Kurzweil’s take on “A New Kind of Science”

A few days ago, I wrote about Tom Ray’s neat dispatch of Ray Kurzweil’s contention that computers will soon be smarter than we are. To give Mr. Kurzweil his due, here’s a link to a lovely essay critiquing Stephen Wolfram’s A New Kind of Science.
Wolfram’s book became a controversial best-seller based on the author’s claim that computational methods enable a revolutionary approach to science. Many people have criticized the book because Wolfram is an egomaniac who claims to be smarter than everyone else on the planet; because he doesn’t go through the traditional scientific peer review process; and because the sprawling, self-published 1192-page tome really could have used an editor.

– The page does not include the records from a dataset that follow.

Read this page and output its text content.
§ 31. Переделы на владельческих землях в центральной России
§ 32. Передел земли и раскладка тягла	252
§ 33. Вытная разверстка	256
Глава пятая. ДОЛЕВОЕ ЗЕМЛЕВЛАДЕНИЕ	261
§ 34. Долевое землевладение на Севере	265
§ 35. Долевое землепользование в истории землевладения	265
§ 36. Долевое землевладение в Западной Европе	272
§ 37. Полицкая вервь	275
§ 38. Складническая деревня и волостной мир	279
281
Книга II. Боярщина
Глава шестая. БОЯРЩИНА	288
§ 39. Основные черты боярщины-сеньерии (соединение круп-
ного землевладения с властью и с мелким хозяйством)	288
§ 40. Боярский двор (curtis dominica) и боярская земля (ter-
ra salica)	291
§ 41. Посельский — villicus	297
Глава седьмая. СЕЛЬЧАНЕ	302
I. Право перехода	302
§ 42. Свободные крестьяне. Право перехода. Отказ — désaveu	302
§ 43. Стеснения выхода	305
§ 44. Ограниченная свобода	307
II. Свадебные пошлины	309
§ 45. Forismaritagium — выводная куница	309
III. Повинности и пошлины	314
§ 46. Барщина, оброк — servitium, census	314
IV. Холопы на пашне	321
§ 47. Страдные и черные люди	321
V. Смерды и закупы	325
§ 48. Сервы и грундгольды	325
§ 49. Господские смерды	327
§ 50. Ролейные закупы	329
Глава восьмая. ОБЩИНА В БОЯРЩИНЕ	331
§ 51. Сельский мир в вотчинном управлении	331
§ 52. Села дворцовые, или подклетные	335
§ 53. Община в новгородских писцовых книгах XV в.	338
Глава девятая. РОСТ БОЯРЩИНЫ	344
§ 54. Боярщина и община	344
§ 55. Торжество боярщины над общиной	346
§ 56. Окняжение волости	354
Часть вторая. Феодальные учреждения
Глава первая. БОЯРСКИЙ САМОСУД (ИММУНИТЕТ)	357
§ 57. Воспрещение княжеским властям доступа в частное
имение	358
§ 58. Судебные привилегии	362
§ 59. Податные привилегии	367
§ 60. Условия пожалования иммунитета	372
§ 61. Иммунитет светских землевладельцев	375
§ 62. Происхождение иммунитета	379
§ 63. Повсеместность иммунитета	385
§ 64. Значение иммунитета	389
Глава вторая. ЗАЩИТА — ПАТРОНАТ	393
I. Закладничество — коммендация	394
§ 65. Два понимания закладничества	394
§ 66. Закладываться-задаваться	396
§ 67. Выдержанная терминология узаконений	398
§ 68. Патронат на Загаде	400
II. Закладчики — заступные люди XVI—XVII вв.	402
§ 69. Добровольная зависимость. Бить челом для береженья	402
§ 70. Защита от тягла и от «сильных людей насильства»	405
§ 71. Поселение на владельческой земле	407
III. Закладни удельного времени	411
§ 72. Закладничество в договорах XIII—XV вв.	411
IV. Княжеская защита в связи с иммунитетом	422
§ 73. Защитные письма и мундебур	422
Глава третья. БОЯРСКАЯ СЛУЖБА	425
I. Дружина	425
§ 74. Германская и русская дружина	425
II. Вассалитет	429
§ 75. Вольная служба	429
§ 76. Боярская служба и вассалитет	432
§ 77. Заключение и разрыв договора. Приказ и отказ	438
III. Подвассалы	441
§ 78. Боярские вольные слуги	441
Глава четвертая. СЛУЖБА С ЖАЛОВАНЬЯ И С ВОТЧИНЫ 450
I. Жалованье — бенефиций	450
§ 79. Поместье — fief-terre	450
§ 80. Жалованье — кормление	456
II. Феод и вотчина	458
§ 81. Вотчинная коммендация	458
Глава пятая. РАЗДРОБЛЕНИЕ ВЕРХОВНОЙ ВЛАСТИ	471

Kurzweil ignores the gossip and the copy-editing, and deals with the ideas. Kurzweil’s essay analyzes two of Wolfram’s revolutionary claims: that computational approaches based on cellular automata can explain life and intelligence, and that they define physics.
A quick definition: cellular automata are a type of logical system composed of simple objects whose state is determined by following simple rules about the state of fellow objects; like junior high school girls who will wear tomorrow what the popular girls wore today. The results of many cellular automata are quite boring. Either they fall into a steady state, where nothing changes (class 1), or a simple pattern repeats tediously (class 2), or they twitch forever without any detectable pattern (class 3) But some cellular automata (class 4) are much more interesting. A class 4 automaton generates a complicated pattern that, in Kurzweil’s words, “is neither regular nor completely random. It appears to have some order, but is never predictable.” A class 4 automaton can be used to convey information, and hence can be used as a “universal computer.”
Do cellular automata explain life?
Wolfram argues that because cellular automata can generate behavior of arbitrary complexity, they therefore explain living systems and intelligence. Kurzweil neatly explains that just because cellular automata can generate complex patterns, doesn’t mean that life and intelligence will automatically follow.
In Kurzweil’s words, “One could run these automata for trillions or even trillions of trillions of iterations, and the image would remain at the same limited level of complexity. They do not evolve into, say, insects, or humans, or Chopin preludes, or anything else that we might consider of a higher order of complexity than the streaks and intermingling triangles that we see in these images.”
As discussed in this essay on artificial life, the software for life is based on a layered architecture with many components and layers: evolution, growth, metabolism, ecosystems. Just cause we can program computers — using CAs or any other method — doesn’t mean that we know how to build every kind of software in the universe.
Do cellular automata explain physics?
Wolfram claims that cellular automata provide a better model for physics than traditional equations, and more than that, the universe itself is one big cellular automaton.
Kurzweil puts Wolfram’s claims about physics into context, as part of a school of thought whose advocates, including Norbert Weiner and Ed Fredkin, argue that the universe is fundamentally composed of information. Particles and waves, matter and energy, are manifestations of patterns of information.
The way to go about demonstrating this hypothesis is to use cellular automata to emulate the laws of physics, to see if this generates equivalent or better results than the existing sets of equations. The mapping is apparently easy for Newtonian physics; workable but not particularly elegant for Einstein’s special relativity, and potentially an elegant and even superior way to represent quantum physics, because CAs generate patterns that are recognizably regular, whose details are impossible to predict.
In summary, Kurtzweil thinks that Wolfram’s thesis regarding physics is plausible, but it has yet to be proven, and Wolfram hasn’t proved it.
One thing I don’t understand about this hypothesis is why it proves that the universe IS a computer. If you prove that computation is a better model for physical phenomena, how have you proven that the model is reality itself? A equation can predict where a ball will land, based on the speed and direction of its flight, but the ball itself isn’t an equation. Some day, I’ll take a look at Kurzweil’s book The Age of Intelligent Machines, which covers this topic, and see what I think.
With Kurzweil’s synopsis as a guide, I’ll take a stab at reading Wolfram’s tome. Not because I think it will contain the answer to every question, but because I expect an interesting exploration of cellular automata, and an interesting take on the information hypothesis to physics.